A stone is launched upward at `45^(@)` with speed `v_(0)`. A bee follow the trajectory of the stone at a constant speed equal to the initial speed of the stone.
(a) Find the radius of curvature at the top point of the trajectory.
(b) What is the acceleration of the bee at the top point of the trajectory? For the stone, neglect the air resistance.

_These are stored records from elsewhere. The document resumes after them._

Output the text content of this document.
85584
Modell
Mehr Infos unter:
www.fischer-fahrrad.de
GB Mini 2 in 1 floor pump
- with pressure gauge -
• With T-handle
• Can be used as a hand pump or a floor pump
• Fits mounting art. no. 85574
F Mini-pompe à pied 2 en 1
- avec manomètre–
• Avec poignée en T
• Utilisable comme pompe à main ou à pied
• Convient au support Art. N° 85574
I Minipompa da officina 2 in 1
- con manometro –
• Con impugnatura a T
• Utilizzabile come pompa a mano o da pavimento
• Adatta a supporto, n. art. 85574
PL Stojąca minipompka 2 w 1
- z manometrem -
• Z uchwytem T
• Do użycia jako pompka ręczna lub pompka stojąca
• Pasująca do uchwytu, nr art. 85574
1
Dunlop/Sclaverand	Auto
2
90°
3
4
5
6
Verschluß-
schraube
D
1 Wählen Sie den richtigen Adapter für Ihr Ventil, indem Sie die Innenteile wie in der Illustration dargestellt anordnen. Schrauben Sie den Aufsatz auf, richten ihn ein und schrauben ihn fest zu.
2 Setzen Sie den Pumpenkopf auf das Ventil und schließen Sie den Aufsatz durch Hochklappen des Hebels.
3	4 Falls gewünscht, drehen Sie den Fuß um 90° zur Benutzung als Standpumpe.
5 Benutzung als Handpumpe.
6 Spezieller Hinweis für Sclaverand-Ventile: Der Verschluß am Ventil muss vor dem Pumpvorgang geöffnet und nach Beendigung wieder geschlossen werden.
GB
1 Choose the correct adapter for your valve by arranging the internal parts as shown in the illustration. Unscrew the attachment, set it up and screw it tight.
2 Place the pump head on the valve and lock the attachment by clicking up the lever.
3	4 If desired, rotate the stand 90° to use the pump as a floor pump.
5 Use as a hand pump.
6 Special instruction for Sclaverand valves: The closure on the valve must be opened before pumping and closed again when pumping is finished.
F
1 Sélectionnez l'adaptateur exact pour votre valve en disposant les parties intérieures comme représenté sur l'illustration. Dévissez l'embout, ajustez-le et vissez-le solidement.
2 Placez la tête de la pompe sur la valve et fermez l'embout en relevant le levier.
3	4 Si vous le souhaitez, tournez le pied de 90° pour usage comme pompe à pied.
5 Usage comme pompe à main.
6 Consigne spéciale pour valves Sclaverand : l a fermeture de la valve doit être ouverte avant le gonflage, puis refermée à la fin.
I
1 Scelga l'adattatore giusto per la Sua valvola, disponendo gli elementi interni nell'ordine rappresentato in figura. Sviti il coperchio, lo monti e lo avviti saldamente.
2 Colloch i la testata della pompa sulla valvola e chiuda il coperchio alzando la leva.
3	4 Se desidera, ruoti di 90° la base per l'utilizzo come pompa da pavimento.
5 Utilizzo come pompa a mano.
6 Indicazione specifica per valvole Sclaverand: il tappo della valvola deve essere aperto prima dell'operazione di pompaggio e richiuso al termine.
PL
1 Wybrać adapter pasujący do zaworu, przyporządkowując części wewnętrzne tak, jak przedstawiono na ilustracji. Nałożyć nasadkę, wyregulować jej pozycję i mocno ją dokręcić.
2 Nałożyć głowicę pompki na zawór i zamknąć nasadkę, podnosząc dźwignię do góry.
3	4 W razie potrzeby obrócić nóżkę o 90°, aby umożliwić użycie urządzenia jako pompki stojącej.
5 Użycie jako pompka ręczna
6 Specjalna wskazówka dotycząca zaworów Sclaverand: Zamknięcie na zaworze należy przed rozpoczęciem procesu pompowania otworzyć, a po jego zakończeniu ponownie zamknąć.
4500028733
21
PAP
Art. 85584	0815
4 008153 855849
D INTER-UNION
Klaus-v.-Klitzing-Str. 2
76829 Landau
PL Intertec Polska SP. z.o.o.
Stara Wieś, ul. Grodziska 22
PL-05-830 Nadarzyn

To solve the problem step by step, we will break it down into two parts as per the question. ### Part (a): Find the radius of curvature at the top point of the trajectory. 1. **Understanding the Motion**: - The stone is launched at an angle of \(45^\circ\) with an initial speed \(v_0\). - At the top point of the trajectory, the vertical component of the velocity becomes zero, while the horizontal component remains. 2. **Calculating the Components of Velocity**: - The horizontal component of the velocity \(v_x\) at the top point is given by: \[ v_x = v_0 \cos(45^\circ) = \frac{v_0}{\sqrt{2}} \] - The vertical component of the velocity \(v_y\) at the top point is: \[ v_y = v_0 \sin(45^\circ) = \frac{v_0}{\sqrt{2}} \] - At the top point, \(v_y = 0\) and \(v_x = \frac{v_0}{\sqrt{2}}\). 3. **Normal Acceleration at the Top Point**: - The only acceleration acting on the stone at the top point is the gravitational acceleration \(g\) acting downward. - The normal acceleration \(a_n\) is given by the formula: \[ a_n = \frac{v^2}{R} \] - Here, \(v\) is the horizontal velocity \(v_x\) at the top point. 4. **Setting Up the Equation**: - We can equate the normal acceleration to gravitational acceleration: \[ g = \frac{v_x^2}{R} \] - Substituting \(v_x = \frac{v_0}{\sqrt{2}}\): \[ g = \frac{\left(\frac{v_0}{\sqrt{2}}\right)^2}{R} \] - Simplifying gives: \[ g = \frac{v_0^2}{2R} \] 5. **Solving for Radius of Curvature \(R\)**: - Rearranging the equation to solve for \(R\): \[ R = \frac{v_0^2}{2g} \] ### Part (b): What is the acceleration of the bee at the top point of the trajectory? 1. **Understanding the Bee's Motion**: - The bee follows the stone at a constant speed \(v_0\). Since it follows the trajectory, it experiences circular motion. 2. **Acceleration of the Bee**: - The bee's acceleration at the top point is the normal acceleration because it is moving with constant speed along the curved path. - The normal acceleration \(a_n\) is given by: \[ a_n = \frac{v^2}{R} \] - Substituting \(v = v_0\) and \(R = \frac{v_0^2}{2g}\): \[ a_n = \frac{v_0^2}{\frac{v_0^2}{2g}} = 2g \] ### Final Answers: - **(a)** The radius of curvature at the top point of the trajectory is: \[ R = \frac{v_0^2}{2g} \] - **(b)** The acceleration of the bee at the top point of the trajectory is: \[ a = 2g \]